There are still the six descendants of the human Lords from the war, though a handful of Nortak raiders, that fled the horrors of the plague so long ago, claim their chieftain is in Quatropolis now and has a Zenian double-handed blade with him that proves his heritage. They are searching the city far and wide for their fearless leader, who ingloriously got defeated by an effort of the Turil navy to decrease the amount of raids on their coastal fiefs. When they find him they intend to reclaim the land they had abandoned so many years ago. The other lords have mixed feeling about this. On the one hand they welcome back their lost brethren, but on the other hand, it would be a governmental disaster to allow these uncivilized men to rule such well organized fiefs. They wouldn't understand modern politics and neither would they try to adapt to modern Zenian culture, seeing as how they claim leadership by waving a big metal heirloom in their faces. Either way, this chieftain has to be found and dealt with carefully, before he causes any trouble for the city. Perhaps they could rule a fief in the south-west of Zenia, far away from any major ports. Somewhere where they could do the least possible damage.
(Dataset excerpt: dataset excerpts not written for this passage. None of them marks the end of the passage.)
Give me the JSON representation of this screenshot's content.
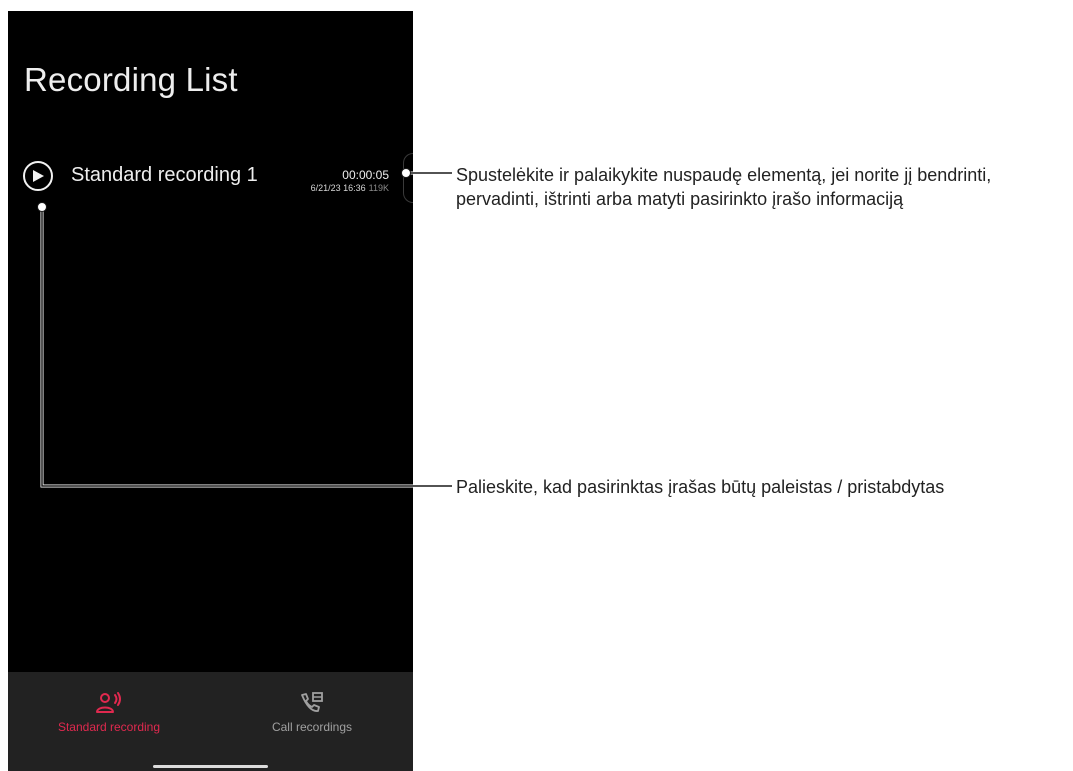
{
  "screen": {
    "title": "Recording List"
  },
  "recording": {
    "name": "Standard recording 1",
    "duration": "00:00:05",
    "date": "6/21/23 16:36",
    "size": "119K"
  },
  "bottom_nav": {
    "items": [
      {
        "label": "Standard recording",
        "icon": "standard-recording-icon",
        "active": true
      },
      {
        "label": "Call recordings",
        "icon": "call-recordings-icon",
        "active": false
      }
    ]
  },
  "callouts": {
    "long_press": "Spustelėkite ir palaikykite nuspaudę elementą, jei norite jį bendrinti, pervadinti, ištrinti arba matyti pasirinkto įrašo informaciją",
    "play_pause": "Palieskite, kad pasirinktas įrašas būtų paleistas / pristabdytas"
  },
  "colors": {
    "screen_background": "#000000",
    "nav_background": "#222222",
    "accent": "#e0294f",
    "inactive": "#a0a0a0",
    "callout_text": "#222222"
  }
}
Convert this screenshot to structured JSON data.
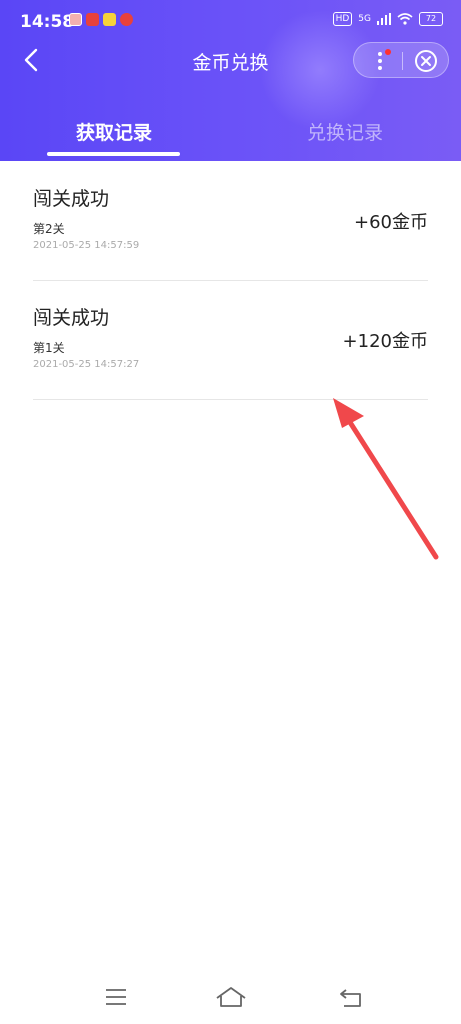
{
  "status_bar": {
    "time": "14:58",
    "hd_label": "HD",
    "network_label": "5G",
    "battery_level": "72"
  },
  "header": {
    "title": "金币兑换",
    "tabs": [
      {
        "label": "获取记录",
        "active": true
      },
      {
        "label": "兑换记录",
        "active": false
      }
    ]
  },
  "records": [
    {
      "title": "闯关成功",
      "level": "第2关",
      "time": "2021-05-25 14:57:59",
      "amount": "+60金币"
    },
    {
      "title": "闯关成功",
      "level": "第1关",
      "time": "2021-05-25 14:57:27",
      "amount": "+120金币"
    }
  ],
  "colors": {
    "header_start": "#5a46f6",
    "header_end": "#7a5cf5",
    "annotation_arrow": "#f0484b"
  },
  "icons": [
    "back-icon",
    "more-icon",
    "close-icon",
    "menu-nav-icon",
    "home-nav-icon",
    "back-nav-icon"
  ]
}
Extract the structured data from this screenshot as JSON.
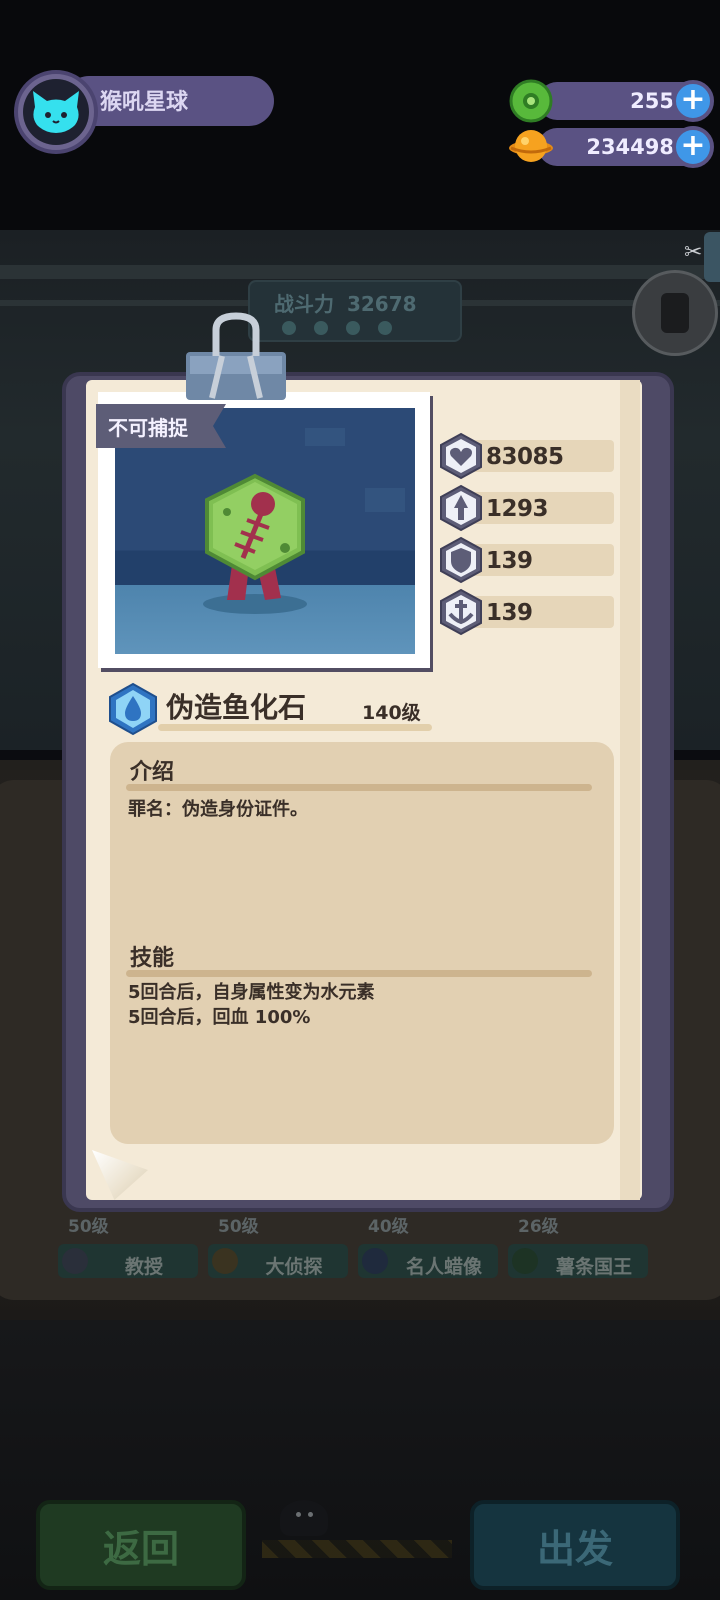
{
  "player": {
    "name": "猴吼星球"
  },
  "resources": [
    {
      "icon": "green-gem-ring-icon",
      "value": "255"
    },
    {
      "icon": "orange-planet-coin-icon",
      "value": "234498"
    }
  ],
  "background": {
    "combat_power_label": "战斗力",
    "combat_power_value": "32678",
    "team": [
      {
        "level": "50级",
        "name": "教授"
      },
      {
        "level": "50级",
        "name": "大侦探"
      },
      {
        "level": "40级",
        "name": "名人蜡像"
      },
      {
        "level": "26级",
        "name": "薯条国王"
      }
    ],
    "back_button": "返回",
    "go_button": "出发"
  },
  "card": {
    "flag": "不可捕捉",
    "stats": [
      {
        "icon": "heart-hp-icon",
        "value": "83085"
      },
      {
        "icon": "attack-arrow-icon",
        "value": "1293"
      },
      {
        "icon": "shield-defense-icon",
        "value": "139"
      },
      {
        "icon": "speed-wing-icon",
        "value": "139"
      }
    ],
    "element_icon": "water-drop-icon",
    "name": "伪造鱼化石",
    "level": "140级",
    "intro_title": "介绍",
    "intro_text": "罪名：伪造身份证件。",
    "skills_title": "技能",
    "skills": [
      "5回合后，自身属性变为水元素",
      "5回合后，回血 100%"
    ]
  },
  "colors": {
    "paper": "#f4ead7",
    "card_frame": "#4e4a66",
    "hud_bar": "#5a5283",
    "plus_button": "#3f97e8",
    "info_box": "#e2d0b2"
  }
}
The dwarfs, Rontra, Nephilim and Sons of Solar in Zenia have retained the same amount of representatives as they had in the war, for it still seems to correspond with their respective races' populations. The greenskins have lost their seat in the federation senate however, because greenskins tend to be unregistered due to the fact that they live as nomads, spread across the southern Zenian plains.

The Stoutfolk at last are only allowed to have an advisory function in the senate, concerning trade, religious matters, matters of law and order, health and magical matters, however they get no say in anything concerning the army or diplomatic relations with other nations. This was all agreed upon in the treaties signed after the war. There are already six chairs filled with prominent stoutfolk immigrants, but none of the stoutfolk nobility, for that too is considered imperial entanglement in Zenian affairs. Only genuinely naturalized stoutfolk may play a part in Zenian politics. You can find more about this subject in the chapter about government.